– Что до меня… – он обернулся, улыбнулся. – Я бы с удовольствием попил с вами водки. Ладно, бывай! – он хлопнул Обнарова по плечу. – Кстати, я снял ей квартиру в твоем доме.
– Возвращайся. Я отвезу ее.
Светофор им долго не давал зеленый.
Обнаров нервничал. Это было совсем на него не похоже: он собирался с нею заговорить, но не мог подобрать нужных слов, он хотел приблизиться к ней, прикоснуться, но не мог придумать повода. Он сидел, точно истукан, и был противен сам себе. Оставалось нервно барабанить пальцами по рычагу переключения передач, что он и делал.
Вдруг ее невесомая рука легонько погладила его кисть.
– Вы не можете найти путь? Есть навигатор.
Обнаров поймал ее руку, поднес к губам, поцеловал сначала пальцы с острыми черными ноготочками, потом ладонь. Она не возражала.
– Я действительно сбился с пути.
Обнаров принял вправо и включил "аварийку".
В неверном свете уличных фонарей он всматривался в ее лицо.
– Ашвария, вы удивительная. Я никогда таких, как вы, не встречал.
Она кивнула.
– Это цвет кожи. Русские белые. Мало солнца.
Обнаров вновь не сдержал улыбки.
– Это точно. Солнца у нас мало. И это отражается на мозгах.
Она попыталась перевести, наконец, сдалась.
– Не понимаю.
– Я тоже.
Он склонился и осторожно коснулся губами краешка ее губ. Она не прогнала. Ее губы чуть дрогнули, раскрылись. Он чутко поймал этот намек. Он стал вдруг отчаянно смелым.
Они целовались безудержно, страстно. Влечение, точно лавина, накрыло обоих, закрутило, лишило рассудка.
– Едем к тебе. Я прошу тебя. Ашвария, я умоляю тебя! Я…
– Улица Севанская. Дом я покажу.
В лифте они опять целовались. Эта женщина, точно дурман, пьянила его. Он шалел от ее губ, от запаха ее волос, от ее хрупкой нежности. Он был на грани взрыва. От желания он перестал что-либо соображать.
Дверь в квартиру волшебным образом отворилась, и они оказались в его прихожей.
– Куда ты? Что ты? – не понимая, что происходит, зашептал Обнаров.
– В машине он хочет. В лифте он может. А дома? Жена уже не вдохновляет! – на чистейшем русском языке голосом Таи вдруг сказала Ашвария и дала ему звонкую пощечину.

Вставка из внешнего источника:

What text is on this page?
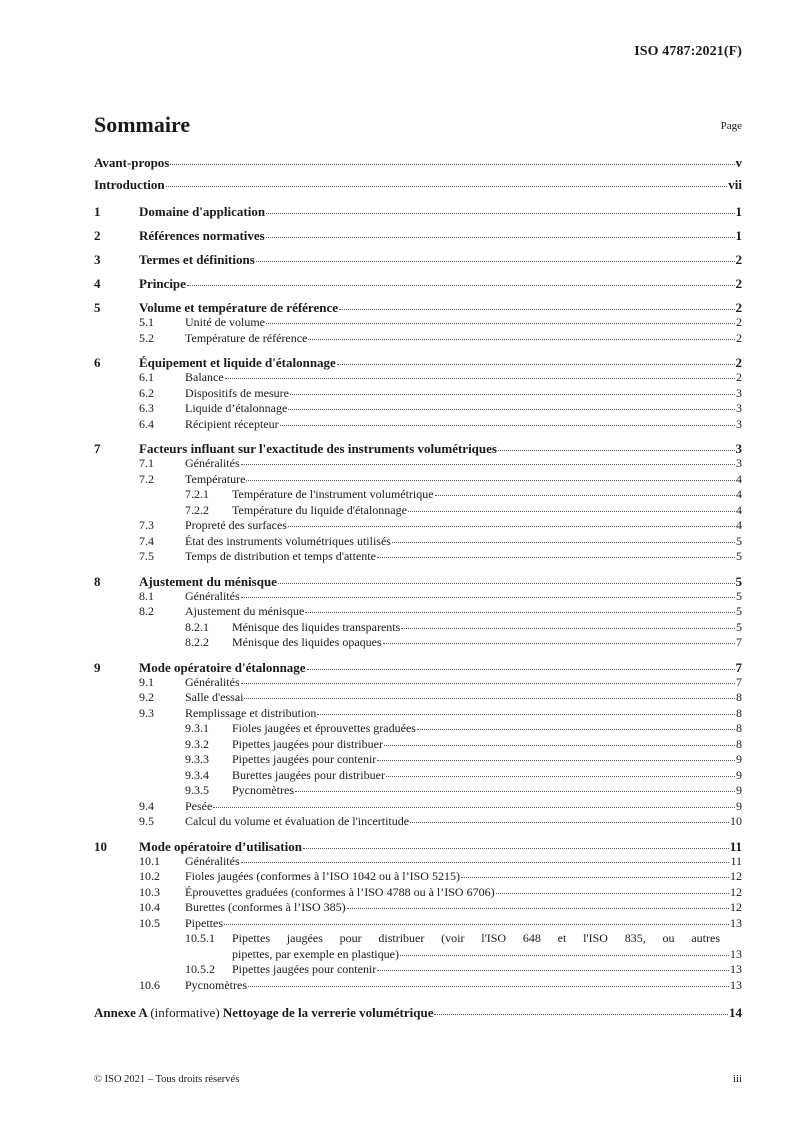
ISO 4787:2021(F)
Sommaire	Page
Avant-propos	v
Introduction	vii
1	Domaine d'application	1
2	Références normatives	1
3	Termes et définitions	2
4	Principe	2
5	Volume et température de référence	2
5.1	Unité de volume	2
5.2	Température de référence	2
6	Équipement et liquide d'étalonnage	2
6.1	Balance	2
6.2	Dispositifs de mesure	3
6.3	Liquide d’étalonnage	3
6.4	Récipient récepteur	3
7	Facteurs influant sur l'exactitude des instruments volumétriques	3
7.1	Généralités	3
7.2	Température	4
7.2.1	Température de l'instrument volumétrique	4
7.2.2	Température du liquide d'étalonnage	4
7.3	Propreté des surfaces	4
7.4	État des instruments volumétriques utilisés	5
7.5	Temps de distribution et temps d'attente	5
8	Ajustement du ménisque	5
8.1	Généralités	5
8.2	Ajustement du ménisque	5
8.2.1	Ménisque des liquides transparents	5
8.2.2	Ménisque des liquides opaques	7
9	Mode opératoire d'étalonnage	7
9.1	Généralités	7
9.2	Salle d'essai	8
9.3	Remplissage et distribution	8
9.3.1	Fioles jaugées et éprouvettes graduées	8
9.3.2	Pipettes jaugées pour distribuer	8
9.3.3	Pipettes jaugées pour contenir	9
9.3.4	Burettes jaugées pour distribuer	9
9.3.5	Pycnomètres	9
9.4	Pesée	9
9.5	Calcul du volume et évaluation de l'incertitude	10
10	Mode opératoire d’utilisation	11
10.1	Généralités	11
10.2	Fioles jaugées (conformes à l’ISO 1042 ou à l’ISO 5215)	12
10.3	Éprouvettes graduées (conformes à l’ISO 4788 ou à l’ISO 6706)	12
10.4	Burettes (conformes à l’ISO 385)	12
10.5	Pipettes	13
10.5.1	Pipettes jaugées pour distribuer (voir l'ISO 648 et l'ISO 835, ou autres
pipettes, par exemple en plastique)	13
10.5.2	Pipettes jaugées pour contenir	13
10.6	Pycnomètres	13
Annexe A (informative) Nettoyage de la verrerie volumétrique	14
© ISO 2021 – Tous droits réservés	iii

Он не уклонился. Прислонившись спиной к входной двери, он стоял точно в прострации, потом медленно сполз, сел на пол, согнулся и обхватил голову.

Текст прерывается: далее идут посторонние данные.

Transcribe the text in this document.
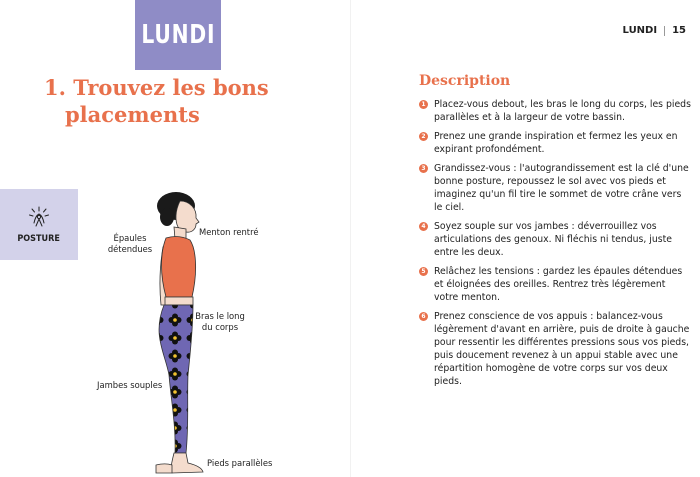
LUNDI
1. Trouvez les bons
placements
POSTURE	Épaules détendues
Menton rentré
Bras le long du corps
Jambes souples
Pieds parallèles
LUNDI 15
Description
1 Placez-vous debout, les bras le long du corps, les pieds parallèles et à la largeur de votre bassin.
2 Prenez une grande inspiration et fermez les yeux en expirant profondément.
3 Grandissez-vous : l'autograndissement est la clé d'une bonne posture, repoussez le sol avec vos pieds et imaginez qu'un fil tire le sommet de votre crâne vers le ciel.
4 Soyez souple sur vos jambes : déverrouillez vos articulations des genoux. Ni fléchis ni tendus, juste entre les deux.
5 Relâchez les tensions : gardez les épaules détendues et éloignées des oreilles. Rentrez très légèrement votre menton.
6 Prenez conscience de vos appuis : balancez-vous légèrement d'avant en arrière, puis de droite à gauche pour ressentir les différentes pressions sous vos pieds, puis doucement revenez à un appui stable avec une répartition homogène de votre corps sur vos deux pieds.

– Да не переживай ты так, Костик. Это грим хороший, профессиональный. На ночной улице и в танцзале смотрится вполне натурально. Ольге Беспаловой спасибо, классного гримера нашла. Только волос жалко. Пепельный цвет мне больше нравился.
В тишине уснувшей квартиры Тая села на пол рядом с мужем, легонько толкнула плечом.
– Как насчет бреда о том, что "каждый имеет право жить так, как хочет, пусть и не совсем правильно по нашим понятиям"?
Он не ответил.
– Ты изменил мне со мной. Это изменой считается?
Он молчал.
Она легонько толкнула мужа плечом, спокойно и уверенно произнесла:
– Обнаров, если ты изменишь мне, я уйду от тебя. Без объяснений и сцен. Навсегда. Ты понял?
Он кивнул.
– Вот когда я уйду от тебя, ты приобретешь право жить так, как хочешь, пусть и не совсем правильно по моим понятиям.
Время летело незаметно. Вьюжила зима, холодная и снежная, не в пример предыдущим. Метели разгулялись до удали. Несмотря на конец февраля, холод стоял немилосердный. Погода преподносила сюрпризы. Именно из-за "нужной" погоды зимние эпизоды фильма с рабочим названием "След" решили снимать не под Иркутском, а в родном и близком для киношной братии маленьком провинциальном городке Кашин пограничной с Московской Тверской губернии. Старинные особняки и торговые ряды базарной площади идеально заменяли "старый" Иркутск. А снегу и здесь, в центральной России, было хоть отбавляй.
Поскольку Иркутск переместился в Кашин, съемочной группе не оставалось ничего другого, как последовать его примеру, а потому Константин Обнаров, исполнитель главной роли следователя по особо важным делам Генеральной прокуратуры Кирилла Зорина, уже неделю как жил в полевых условиях, деля время между съемочной площадкой, где артисты за съемочный день промерзали до костей, и люксом единственной в городе гостиницы "Русь", где за ночь все постояльцы тоже промерзали до костей, так как батареи отопления в гостинице были не теплее парного молока.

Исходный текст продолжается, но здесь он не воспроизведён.